Именно здесь, в этом цеху, однажды февральским утром и произошла встреча с Сергеем Лесовым, которая навсегда изменила её жизнь.

Вечер меж тем погружал деревню в тишину. Звёзды высыпали одна за другой, всё гуще. Сверчки затянули свою ровную ночную песню — сначала один, потом другой, потом разом несколько.
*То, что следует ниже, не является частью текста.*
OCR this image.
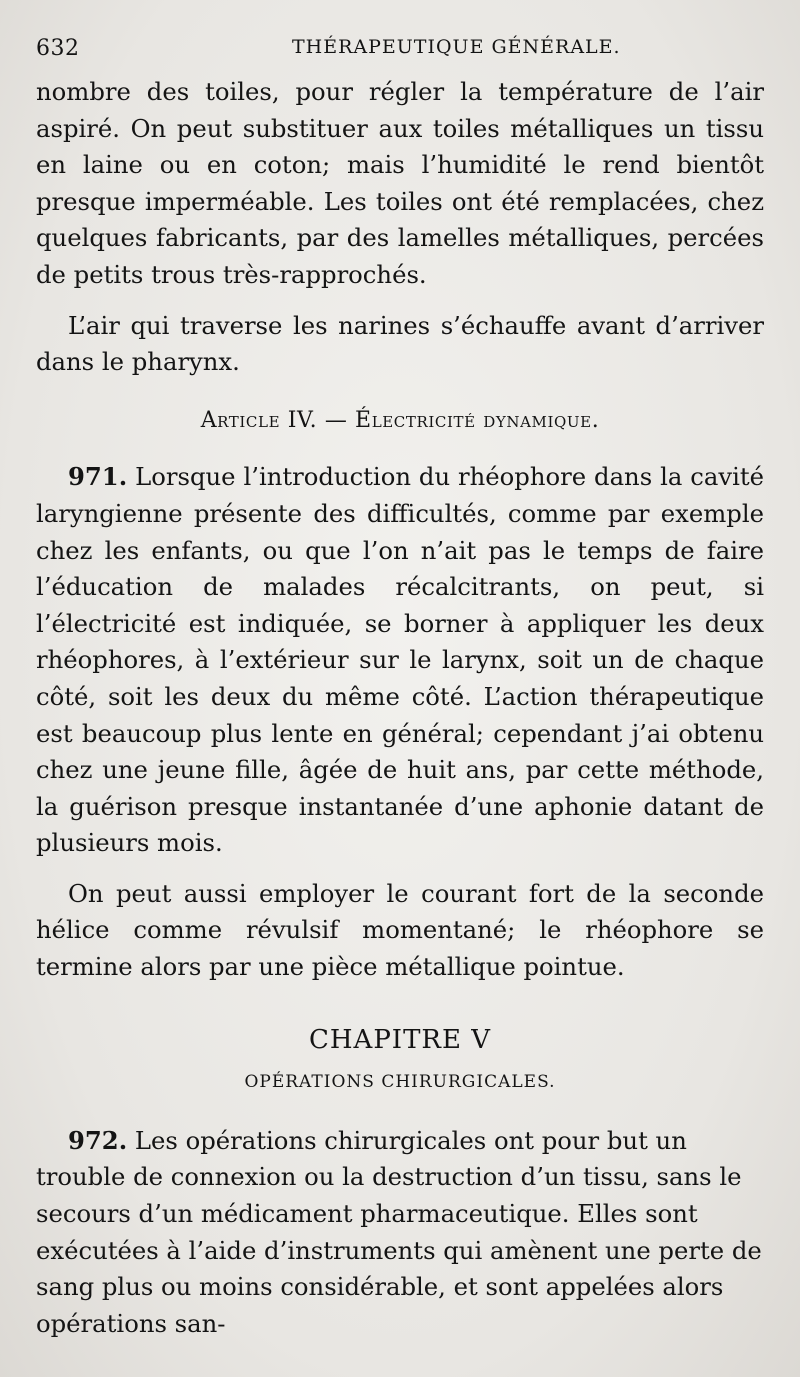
632	THÉRAPEUTIQUE GÉNÉRALE.

nombre des toiles, pour régler la température de l’air aspiré. On peut substituer aux toiles métalliques un tissu en laine ou en coton; mais l’humidité le rend bientôt presque imperméable. Les toiles ont été remplacées, chez quelques fabricants, par des lamelles métalliques, percées de petits trous très-rapprochés.

L’air qui traverse les narines s’échauffe avant d’arriver dans le pharynx.

Article IV. — Électricité dynamique.

971. Lorsque l’introduction du rhéophore dans la cavité laryngienne présente des difficultés, comme par exemple chez les enfants, ou que l’on n’ait pas le temps de faire l’éducation de malades récalcitrants, on peut, si l’électricité est indiquée, se borner à appliquer les deux rhéophores, à l’extérieur sur le larynx, soit un de chaque côté, soit les deux du même côté. L’action thérapeutique est beaucoup plus lente en général; cependant j’ai obtenu chez une jeune fille, âgée de huit ans, par cette méthode, la guérison presque instantanée d’une aphonie datant de plusieurs mois.

On peut aussi employer le courant fort de la seconde hélice comme révulsif momentané; le rhéophore se termine alors par une pièce métallique pointue.

CHAPITRE V
OPÉRATIONS CHIRURGICALES.

972. Les opérations chirurgicales ont pour but un trouble de connexion ou la destruction d’un tissu, sans le secours d’un médicament pharmaceutique. Elles sont exécutées à l’aide d’instruments qui amènent une perte de sang plus ou moins considérable, et sont appelées alors opérations san-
Они сидели рядом, наслаждаясь покоем этого позднего часа. На их лицах играли тени воспоминаний — и радостных, и горьких. Вечер продолжал опускаться, пространство вокруг пропитывалось звуками ночи. И лишь их голоса — тихие, неторопливые — оставались вне суеты, вне времени.


Глава VI. Безымянная

Осень пришла в тот год рано — уже в конце августа по ночам подмораживало, а к сентябрю листья с лип осыпались разом, будто кто-то смахнул их рукой. Деревня стояла среди пустых полей, тихая, задумчивая. Золото листьев лежало под ногами плотным, шуршащим слоем, и в воздухе уже стоял тот особый запах — палой листвы, сырой земли и чего-то неуловимого, что бывает только осенью и только на закате дня.